Mound Builders - Once believed to have been an ancient and mysterious people whose mounds, fortifications, and monumental structures are to be found in the northern lake section of Wisconsin, the Ohio Valley, and the Gulf region.

Skeletons of the Mound Builders show that they did not differ from those of the modern Indian, and articles of European manufacture found in mounds indicate that many mounds were built after the arrival of Columbus.

Modern archeological work has demonstrated that there were a number of types of mounds built by many different groups of Indians over a period of two thousand years.

The earliest Mound Builders are known as the Burial Mound People.  Their mounds were evidently an aspect of a Cult of the Dead which moved into the Ohio Valley.  Much later another mound building culture came into the area and their mounds were known as Temple Mounds.  These mounds in general are larger than those of the Burial Mound People and were erected as substructures for their wooden temples.  Such mounds continued to be built until the beginning of the seventeenth century.  Many of the tribes visited by DeSoto were Mound Builders.

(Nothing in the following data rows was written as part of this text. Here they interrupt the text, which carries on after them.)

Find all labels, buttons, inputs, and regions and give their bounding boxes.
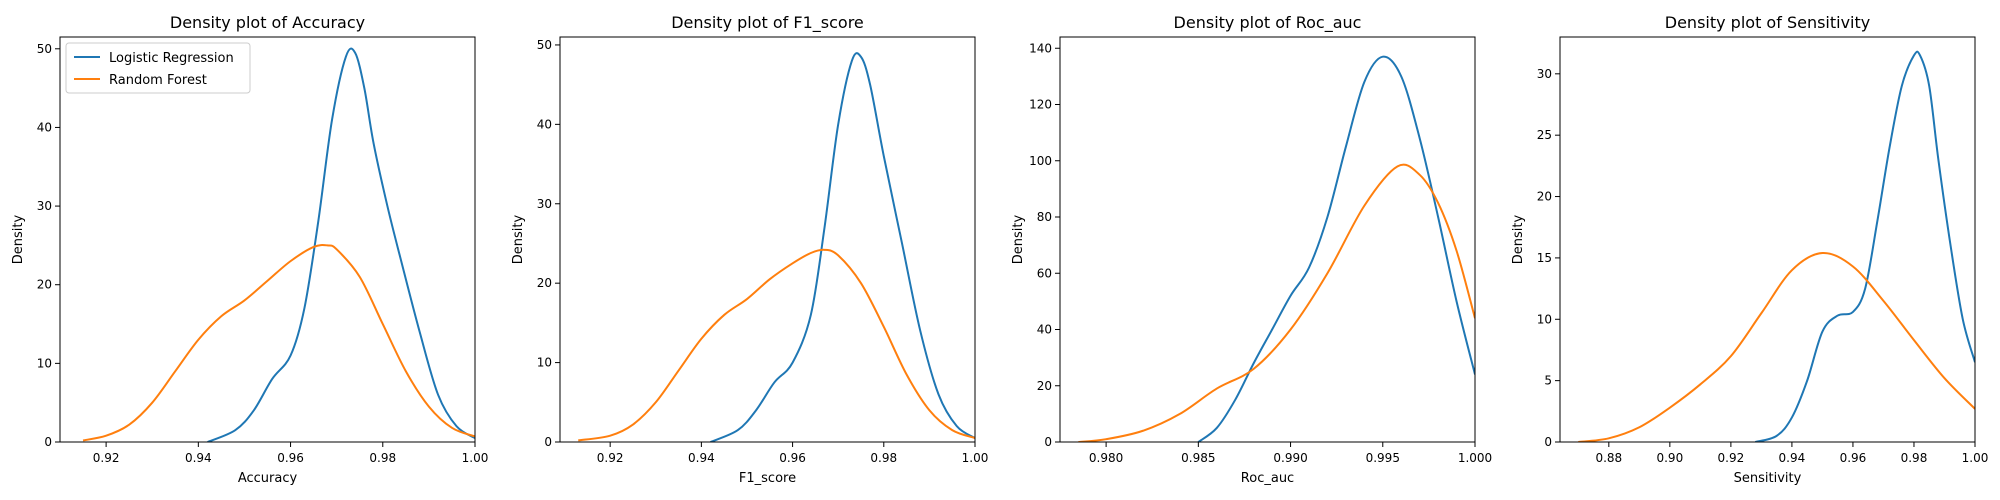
y-axis-label: Density xyxy=(1011,214,1026,264)
x-tick-label: 0.92 xyxy=(93,451,120,465)
y-tick-label: 140 xyxy=(1029,41,1052,55)
chart-title: Density plot of F1_score xyxy=(671,13,864,33)
y-tick-label: 20 xyxy=(537,276,552,290)
x-tick-label: 0.98 xyxy=(1901,451,1928,465)
y-axis-label: Density xyxy=(11,214,26,264)
x-tick-label: 1.00 xyxy=(462,451,489,465)
y-tick-label: 30 xyxy=(1537,67,1552,81)
x-tick-label: 0.98 xyxy=(870,451,897,465)
y-tick-label: 0 xyxy=(1044,435,1052,449)
x-tick-label: 0.98 xyxy=(369,451,396,465)
y-tick-label: 10 xyxy=(37,356,52,370)
x-tick-label: 0.96 xyxy=(1840,451,1867,465)
chart-panel-1: 0.92 0.94 0.96 0.98 1.00 0 10 20 30 40 50 Density p… xyxy=(11,13,488,486)
legend-label: Logistic Regression xyxy=(109,51,234,66)
x-tick-label: 0.92 xyxy=(597,451,624,465)
y-tick-label: 30 xyxy=(37,199,52,213)
y-tick-label: 50 xyxy=(537,38,552,52)
y-tick-label: 20 xyxy=(1537,190,1552,204)
chart-title: Density plot of Roc_auc xyxy=(1174,13,1362,33)
legend-label: Random Forest xyxy=(109,73,207,88)
x-tick-label: 0.94 xyxy=(688,451,715,465)
y-tick-label: 20 xyxy=(1037,379,1052,393)
y-tick-label: 0 xyxy=(544,435,552,449)
x-tick-label: 0.96 xyxy=(779,451,806,465)
y-tick-label: 5 xyxy=(1544,374,1552,388)
y-tick-label: 120 xyxy=(1029,98,1052,112)
y-tick-label: 40 xyxy=(1037,323,1052,337)
y-tick-label: 100 xyxy=(1029,154,1052,168)
x-axis-label: Roc_auc xyxy=(1241,471,1294,486)
chart-panel-4: 0.88 0.90 0.92 0.94 0.96 0.98 1.00 0 5 10 15 20 25 30… xyxy=(1511,13,1988,486)
axes-frame xyxy=(559,36,976,443)
y-tick-label: 80 xyxy=(1037,210,1052,224)
series-line-logistic-regression xyxy=(1197,55,1475,442)
chart-panel-3: 0.980 0.985 0.990 0.995 1.000 0 20 40 60 80 100 120… xyxy=(1011,13,1492,486)
series-line-logistic-regression xyxy=(1755,50,1975,442)
y-tick-label: 50 xyxy=(37,42,52,56)
x-tick-label: 0.94 xyxy=(185,451,212,465)
axes-frame xyxy=(59,36,476,443)
series-line-logistic-regression xyxy=(207,47,475,442)
y-tick-label: 15 xyxy=(1537,251,1552,265)
x-tick-label: 0.92 xyxy=(1718,451,1745,465)
y-tick-label: 25 xyxy=(1537,128,1552,142)
legend-box xyxy=(65,42,251,94)
chart-title: Density plot of Accuracy xyxy=(170,13,365,32)
x-tick-label: 0.88 xyxy=(1595,451,1622,465)
series-line-random-forest xyxy=(1078,163,1475,442)
x-axis-label: F1_score xyxy=(739,471,796,486)
x-tick-label: 0.985 xyxy=(1181,451,1215,465)
legend: Logistic Regression Random Forest xyxy=(65,42,251,94)
series-line-random-forest xyxy=(82,244,475,442)
y-axis-label: Density xyxy=(1511,214,1526,264)
series-line-random-forest xyxy=(1578,251,1975,442)
x-tick-label: 1.00 xyxy=(1962,451,1989,465)
y-tick-label: 0 xyxy=(1544,435,1552,449)
y-tick-label: 60 xyxy=(1037,266,1052,280)
y-tick-label: 40 xyxy=(537,117,552,131)
y-tick-label: 10 xyxy=(537,356,552,370)
chart-title: Density plot of Sensitivity xyxy=(1665,13,1870,32)
y-tick-label: 10 xyxy=(1537,312,1552,326)
y-tick-label: 40 xyxy=(37,120,52,134)
axes-frame xyxy=(1059,36,1476,443)
y-tick-label: 30 xyxy=(537,197,552,211)
x-tick-label: 0.94 xyxy=(1779,451,1806,465)
x-tick-label: 0.990 xyxy=(1273,451,1307,465)
x-tick-label: 0.96 xyxy=(277,451,304,465)
axes-frame xyxy=(1559,36,1976,443)
x-tick-label: 0.995 xyxy=(1366,451,1400,465)
series-line-random-forest xyxy=(578,248,975,442)
x-tick-label: 0.980 xyxy=(1089,451,1123,465)
chart-panel-2: 0.92 0.94 0.96 0.98 1.00 0 10 20 30 40 50 Density p… xyxy=(511,13,988,486)
x-tick-label: 1.00 xyxy=(962,451,989,465)
y-tick-label: 0 xyxy=(44,435,52,449)
x-axis-label: Sensitivity xyxy=(1734,471,1802,486)
x-tick-label: 0.90 xyxy=(1656,451,1683,465)
y-tick-label: 20 xyxy=(37,278,52,292)
series-line-logistic-regression xyxy=(710,52,975,442)
y-axis-label: Density xyxy=(511,214,526,264)
x-tick-label: 1.000 xyxy=(1458,451,1492,465)
x-axis-label: Accuracy xyxy=(238,471,298,486)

The largest mound in the United States is the Cahokia mound in Madison County, Illinois.  It is 100 feet high and the base covers 16 acres.  Emerald Mound in Mississippi is another large mound.

The great Serpent Mound in Adams County , Ohio, is 500 feet in length.  There is a "platform mound" in Missouri 150 feet long and 25 feet high.  Two "bird mounds," said to represent birds, are in Georgia, and a mound with a moat and encircling wall and another fashioned in the form of an oblong enclosure are in West Virginia.